Campaign: UKTV space hopper challenge
Client: UKTV Gold
PR Team: Taylor Herring
Timescale: April 2007
At the start of April, digital and satellite TV channel UKTV unveiled a new schedule featuring several nostalgia-focused shows such as Jim’ll Fix It Strikes Again and the panel show TV Then And Now, hosted by Les Dennis.
The move also coincided with a new set of idents featuring a UKTV Gold branded space hopper as a logo. To promote these changes, Taylor Herring was asked to create a one-off news story that would appeal to national and regional broadcast, magazine and newspaper media alike.
To raise awareness of the new schedule and idents as well as the UKTV brand among viewers and the mainstream media, with the aim of boosting viewing figures.
Strategy and plan
To enhance in-house PR activity already underway for the new programmes and idents, Taylor Herring had decided to organise a world record- breaking attempt for the most people involved in a simultaneous space hopper bounce.
Using 600 UKTV Gold branded space hoppers, the aim was to stage an event that would appeal to broadcast media and picture editors, as well as break the world record of 551 people taking part in a simultaneous space hop, set by Bath schoolchildren in 2003.
The visual impact of the venue was crucial, so it was decided to use London’s Millennium Bridge, which has a background of St Paul’s Cathedral on one side and the Tate Modern on the other. After securing permission from the City of London authorities, Taylor Herring had to carry out a series of health and safety tests during two weeks of preparation prior to the event to ensure the bridge could handle the weight.
Pre-event publicity was vital to encourage the public to take part. Websites aimed at young adults were targeted and a Myspace page was created where people could sign up. More than 50 extra UKTV branded space hoppers were given to the media as competition giveaways and leaflets were handed out in London parks.
The event was scheduled for 9am on Sunday, 15 April. The City of London had given permission to use the bridge but not to close it, so it was crucial that the attempt ran smoothly and caused minimum disruption.

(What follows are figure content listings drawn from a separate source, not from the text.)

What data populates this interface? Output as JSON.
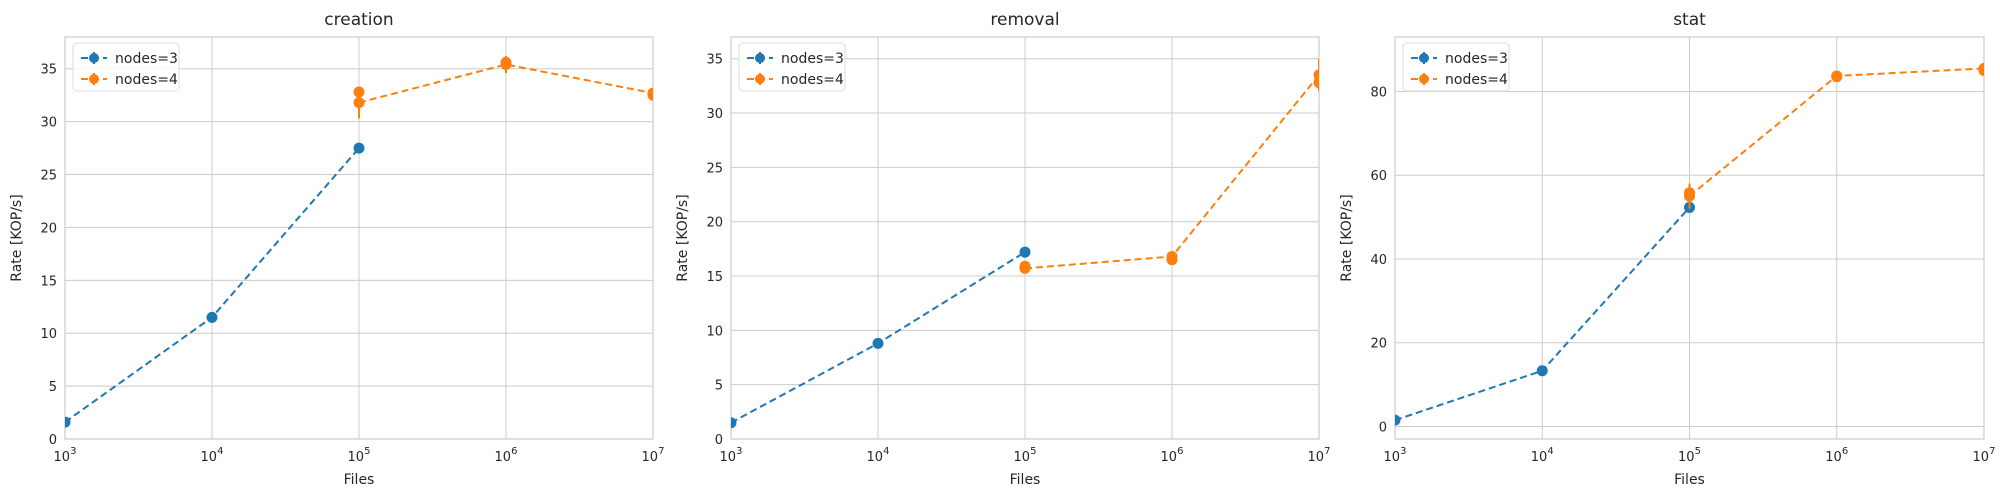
{
  "chart_data": [
    {
      "type": "line",
      "title": "creation",
      "xlabel": "Files",
      "ylabel": "Rate [KOP/s]",
      "xscale": "log",
      "xlim": [
        1000,
        10000000
      ],
      "ylim": [
        0,
        38
      ],
      "x_ticks": [
        1000,
        10000,
        100000,
        1000000,
        10000000
      ],
      "y_ticks": [
        0,
        5,
        10,
        15,
        20,
        25,
        30,
        35
      ],
      "y_tick_labels": [
        "0",
        "5",
        "10",
        "15",
        "20",
        "25",
        "30",
        "35"
      ],
      "grid": true,
      "legend": "top-left",
      "series": [
        {
          "name": "nodes=3",
          "color": "#1f77b4",
          "linestyle": "dashed",
          "marker": "circle",
          "points": [
            [
              1000,
              1.6,
              0.2
            ],
            [
              10000,
              11.5,
              0.5
            ],
            [
              100000,
              27.5,
              0.4
            ]
          ]
        },
        {
          "name": "nodes=4",
          "color": "#ff7f0e",
          "linestyle": "dashed",
          "marker": "circle",
          "points": [
            [
              100000,
              31.8,
              1.5
            ],
            [
              1000000,
              35.4,
              0.8
            ],
            [
              10000000,
              32.7,
              0.3
            ]
          ],
          "extra_points": [
            [
              100000,
              32.8
            ],
            [
              1000000,
              35.6
            ],
            [
              10000000,
              32.5
            ]
          ]
        }
      ]
    },
    {
      "type": "line",
      "title": "removal",
      "xlabel": "Files",
      "ylabel": "Rate [KOP/s]",
      "xscale": "log",
      "xlim": [
        1000,
        10000000
      ],
      "ylim": [
        0,
        37
      ],
      "x_ticks": [
        1000,
        10000,
        100000,
        1000000,
        10000000
      ],
      "y_ticks": [
        0,
        5,
        10,
        15,
        20,
        25,
        30,
        35
      ],
      "y_tick_labels": [
        "0",
        "5",
        "10",
        "15",
        "20",
        "25",
        "30",
        "35"
      ],
      "grid": true,
      "legend": "top-left",
      "series": [
        {
          "name": "nodes=3",
          "color": "#1f77b4",
          "linestyle": "dashed",
          "marker": "circle",
          "points": [
            [
              1000,
              1.5,
              0.1
            ],
            [
              10000,
              8.8,
              0.2
            ],
            [
              100000,
              17.2,
              0.2
            ]
          ]
        },
        {
          "name": "nodes=4",
          "color": "#ff7f0e",
          "linestyle": "dashed",
          "marker": "circle",
          "points": [
            [
              100000,
              15.7,
              0.3
            ],
            [
              1000000,
              16.8,
              0.4
            ],
            [
              10000000,
              33.5,
              1.5
            ]
          ],
          "extra_points": [
            [
              100000,
              15.9
            ],
            [
              1000000,
              16.5
            ],
            [
              10000000,
              32.8
            ]
          ]
        }
      ]
    },
    {
      "type": "line",
      "title": "stat",
      "xlabel": "Files",
      "ylabel": "Rate [KOP/s]",
      "xscale": "log",
      "xlim": [
        1000,
        10000000
      ],
      "ylim": [
        -3,
        93
      ],
      "x_ticks": [
        1000,
        10000,
        100000,
        1000000,
        10000000
      ],
      "y_ticks": [
        0,
        20,
        40,
        60,
        80
      ],
      "y_tick_labels": [
        "0",
        "20",
        "40",
        "60",
        "80"
      ],
      "grid": true,
      "legend": "top-left",
      "series": [
        {
          "name": "nodes=3",
          "color": "#1f77b4",
          "linestyle": "dashed",
          "marker": "circle",
          "points": [
            [
              1000,
              1.5,
              0.3
            ],
            [
              10000,
              13.3,
              0.4
            ],
            [
              100000,
              52.3,
              0.8
            ]
          ]
        },
        {
          "name": "nodes=4",
          "color": "#ff7f0e",
          "linestyle": "dashed",
          "marker": "circle",
          "points": [
            [
              100000,
              55.0,
              3.0
            ],
            [
              1000000,
              83.7,
              0.8
            ],
            [
              10000000,
              85.5,
              0.8
            ]
          ],
          "extra_points": [
            [
              100000,
              55.8
            ],
            [
              1000000,
              83.5
            ],
            [
              10000000,
              85.0
            ]
          ]
        }
      ]
    }
  ]
}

Measurement and evaluation
Pre-event publicity included articles in London Lite and the Evening Standard as well as radio items on Xfm’s Drivetime and BBC Radio 2’s Wake Up To Wogan. Urbanjunkies.com, Guinness World Records online and celebrity gossip site Popbitch also promoted the event, which went ahead without a hitch and successfully broke the world record.
Nationally the event itself was covered by among others OK! magazine, The Guardian and the Daily Star. Regional coverage included the Daily Record, the Evening Standard and ITV’s London Tonight. In addition 20 websites, including Yahoo! and BBC Online, and regional radio stations including BBC Radio Cambridgeshire also covered the event.

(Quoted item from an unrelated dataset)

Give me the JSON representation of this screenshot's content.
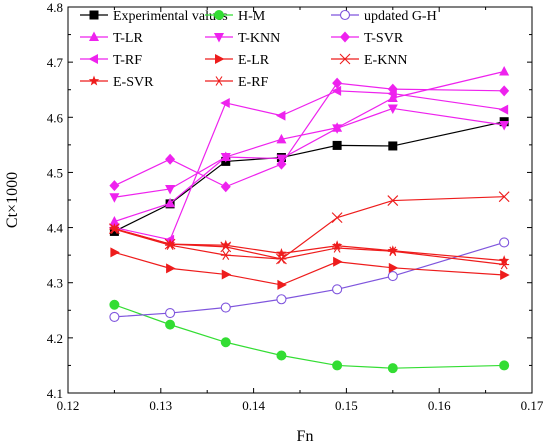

On the day of the event and the preceding three days, UKTV Gold achieved an average audience of 1.7 million, an increase of seven per cent on April’s average of 1.6 million per day. OK! picture editor Amanda Davies said: ‘It was a really interesting image, perfect for our World In Action pages.’
Olly Swanton (above), founder of consumer digital press and promotions agency Way to Blue: Visually, this is an arresting campaign that ties in well with the channel’s ethos. Attempting to break a Guinness World Record can be an overused hook but this campaign stands out because of the speed with which it was pulled off. The Taylor Herring team seems to have hit the brief perfectly by incorporating the ident images as the channel logo and the ‘golden age’ aspect of the toys themselves.

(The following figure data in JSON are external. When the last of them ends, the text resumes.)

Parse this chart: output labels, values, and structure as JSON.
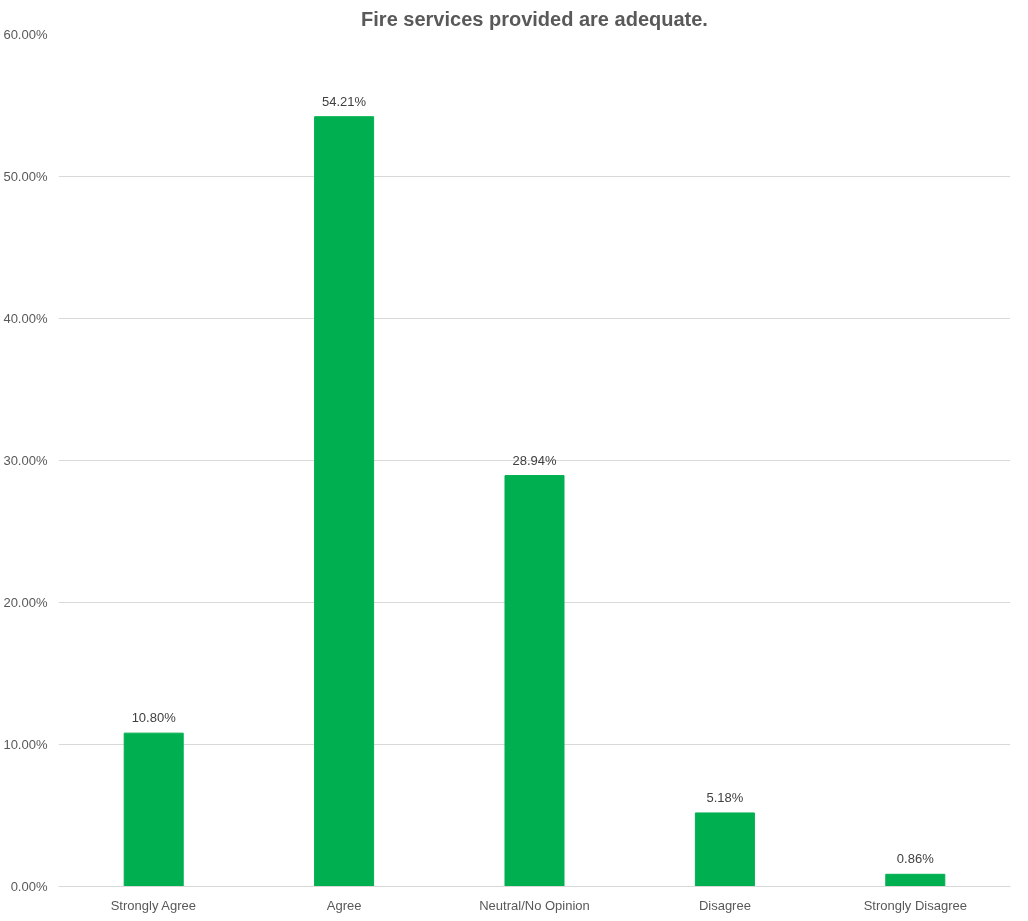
{
  "chart_data": {
    "type": "bar",
    "title": "Fire services provided are adequate.",
    "categories": [
      "Strongly Agree",
      "Agree",
      "Neutral/No Opinion",
      "Disagree",
      "Strongly Disagree"
    ],
    "values": [
      10.8,
      54.21,
      28.94,
      5.18,
      0.86
    ],
    "value_labels": [
      "10.80%",
      "54.21%",
      "28.94%",
      "5.18%",
      "0.86%"
    ],
    "color": "#00b050",
    "ylim": [
      0,
      60
    ],
    "yticks": [
      {
        "value": 0,
        "label": "0.00%"
      },
      {
        "value": 10,
        "label": "10.00%"
      },
      {
        "value": 20,
        "label": "20.00%"
      },
      {
        "value": 30,
        "label": "30.00%"
      },
      {
        "value": 40,
        "label": "40.00%"
      },
      {
        "value": 50,
        "label": "50.00%"
      },
      {
        "value": 60,
        "label": "60.00%"
      }
    ],
    "grid": "y"
  }
}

Every client feels the need to do a flashmob – it’s a rite of digital passage – but few do it more than once. We have a film client that did it three years ago and our music clients got excited about this four years ago.
That said, it’s no easy feat to get attention from such a wide cross-section of the media, from the nationals to the glossies, TV and radio. Taylor Herring struck a real chord with its choice of iconic setting, particularly with the London media.
Social networking sites such as Myspace are certainly used by a much larger majority of over-25s than some people may expect, but it is the younger end of the market that really spreads videos virally or interacts with an unknown brand page. PROs need to realise that placing a video or setting up a page is just the beginning.
Nevertheless, the fact that nearly 700 people turned up, causing both a space hopper shortage and a new world record, means that this story has a real lasting effect, and UKTV Gold should be very pleased with the result.